そう思ったのは、俺よりやや遅れて湯呑を置いた朋さんが、こちらを見てかなりぎょっとした顔をしたからだ。自分でもわかる。いま街を歩けば確実に通報されるレベルの形相なんだろう。
「……け、結構なお点前で」
あれ、これはお抹茶の時だったか? と混乱しつつ、そう言って軽く頭を下げる。正直あまり下を向いているとそのまま吐いてしまいそうだ。
「……藍、大丈夫か?」
「だ、大丈夫ですよ。全然、もう」
「私のお茶を飲むか? まだ口をつけてないから」
「いいえ、せっかく潤さんのために淹れたお茶ですから、それは」
それに、朋さんだって同じ状況なのだ。俺だけが口直しをするわけにいかない。
「潤さん、見ておわかりのように、これはおもてなしです。俺は大変美味しくいただきました」
「無理するな、藍。どう考えても美味しいわけがないだろ」
呆れたような声で、だけれども、ほんの少しほっとしたような顔の潤さんを見れば、これで良かったのだと思う。ただ、口内はまだかなりの地獄だが。あの苦さを懸命に忘れようとするものの、そう思えば思うほどあの味が舌に蘇ってくるようである。
「それで、どうなんだ朋兄」
藍は飲んだぞ、と空になった俺の湯呑を朋さんに見せる。すると、それに答えるようにして自身の湯呑をこちらに見せてきた。中にはまだ半分くらいの苦丁茶が残っている。
「負けたよ」
そう言って、ふ、と笑う。初めて見る含みのない笑みだった。たぶん、潤さんに対してはいつもこういう優しい笑みを浮かべているのだろう。

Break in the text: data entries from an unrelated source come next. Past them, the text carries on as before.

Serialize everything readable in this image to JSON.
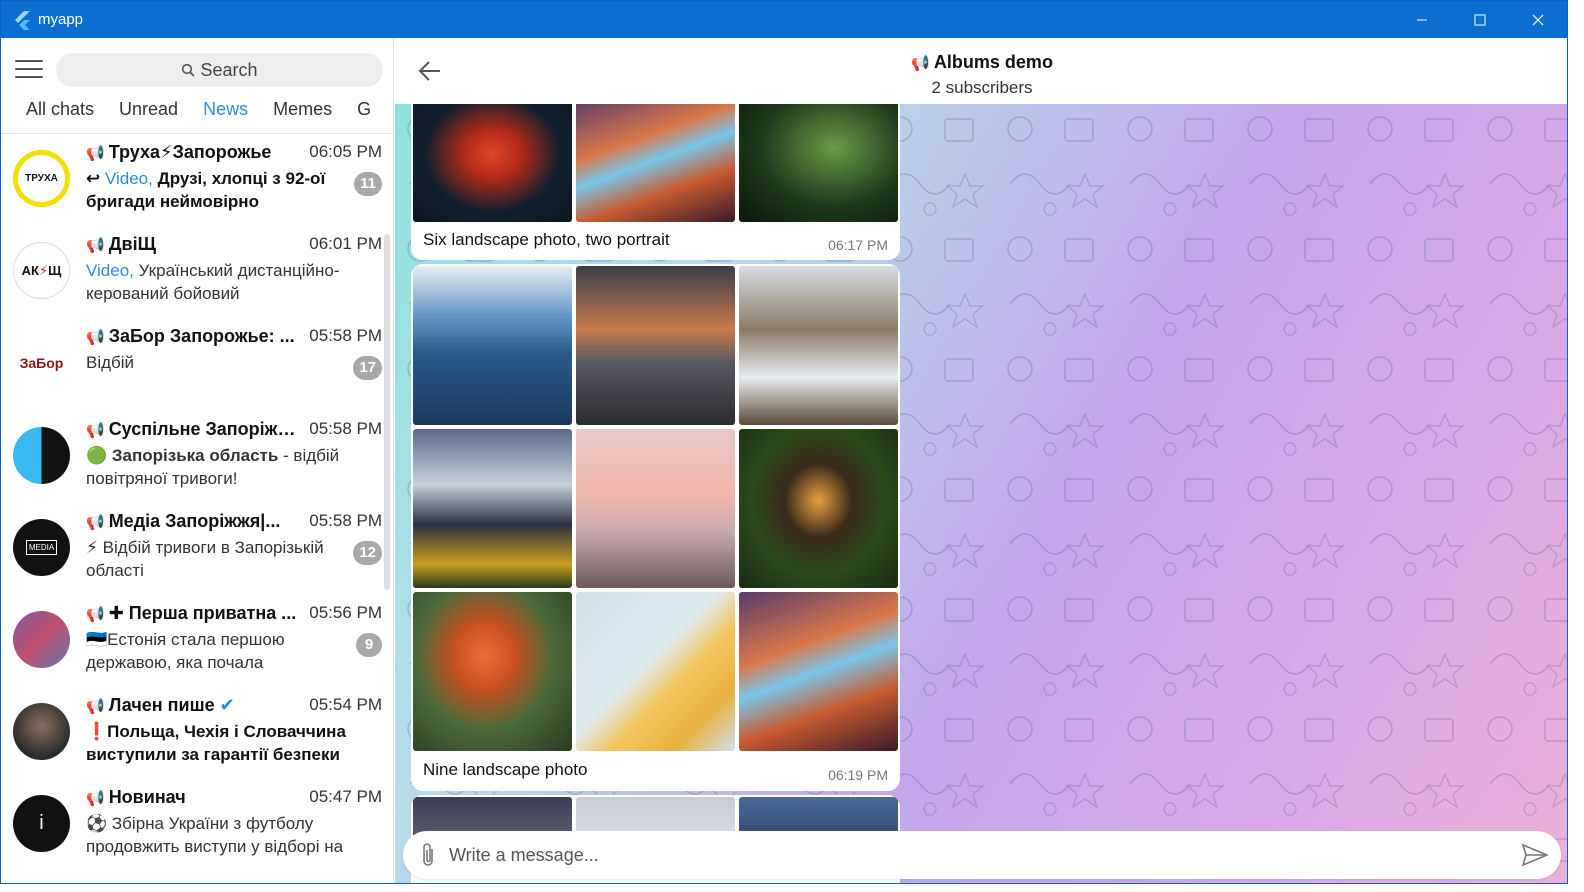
{
  "window": {
    "title": "myapp",
    "accent": "#0b6fd0"
  },
  "search": {
    "placeholder": "Search"
  },
  "tabs": [
    {
      "label": "All chats"
    },
    {
      "label": "Unread"
    },
    {
      "label": "News"
    },
    {
      "label": "Memes"
    },
    {
      "label": "G"
    }
  ],
  "chats": [
    {
      "name": "Труха⚡Запорожье",
      "time": "06:05 PM",
      "preview_prefix": "Video,",
      "preview": "Друзі, хлопці з 92-ої бригади неймовірно",
      "badge": "11"
    },
    {
      "name": "ДвіЩ",
      "time": "06:01 PM",
      "preview_prefix": "Video,",
      "preview": "Український дистанційно-керований бойовий",
      "badge": ""
    },
    {
      "name": "ЗаБор Запорожье: ...",
      "time": "05:58 PM",
      "preview_prefix": "",
      "preview": "Відбій",
      "badge": "17"
    },
    {
      "name": "Суспільне Запоріжж...",
      "time": "05:58 PM",
      "preview_prefix": "",
      "preview_bold": "Запорізька область",
      "preview": "- відбій повітряної тривоги!",
      "badge": ""
    },
    {
      "name": "Медіа Запоріжжя|...",
      "time": "05:58 PM",
      "preview_prefix": "",
      "preview": "Відбій тривоги в Запорізькій області",
      "badge": "12"
    },
    {
      "name": "Перша приватна ...",
      "time": "05:56 PM",
      "preview_prefix": "",
      "preview": "Естонія стала першою державою, яка почала",
      "badge": "9"
    },
    {
      "name": "Лачен пише",
      "time": "05:54 PM",
      "preview_prefix": "",
      "preview": "Польща, Чехія і Словаччина виступили за гарантії безпеки",
      "badge": ""
    },
    {
      "name": "Новинач",
      "time": "05:47 PM",
      "preview_prefix": "",
      "preview": "Збірна України з футболу продовжить виступи у відборі на",
      "badge": ""
    }
  ],
  "channel": {
    "title": "Albums demo",
    "subtitle": "2 subscribers"
  },
  "messages": [
    {
      "caption": "Six landscape photo, two portrait",
      "time": "06:17 PM"
    },
    {
      "caption": "Nine landscape photo",
      "time": "06:19 PM"
    }
  ],
  "composer": {
    "placeholder": "Write a message..."
  },
  "icons": {
    "menu": "hamburger-icon",
    "search": "search-icon",
    "back": "arrow-left-icon",
    "attach": "paperclip-icon",
    "send": "send-icon",
    "channel": "megaphone-icon",
    "verified": "verified-icon"
  }
}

が、それがもちろん俺に対して長く続くわけもなく、再び、『やくざの弁護士』モードに変わる。
「ただ、潤を泣かせたら絶対に許さんからな」
「も、もちろんです」
「こんな茶では済まんぞ」
「は、はい」
「その時はさっきのアレを入れてやるからな」
「えっ……それは……さすがに……」
「冗談だ」
いえ、顔が笑っていません。目がマジです。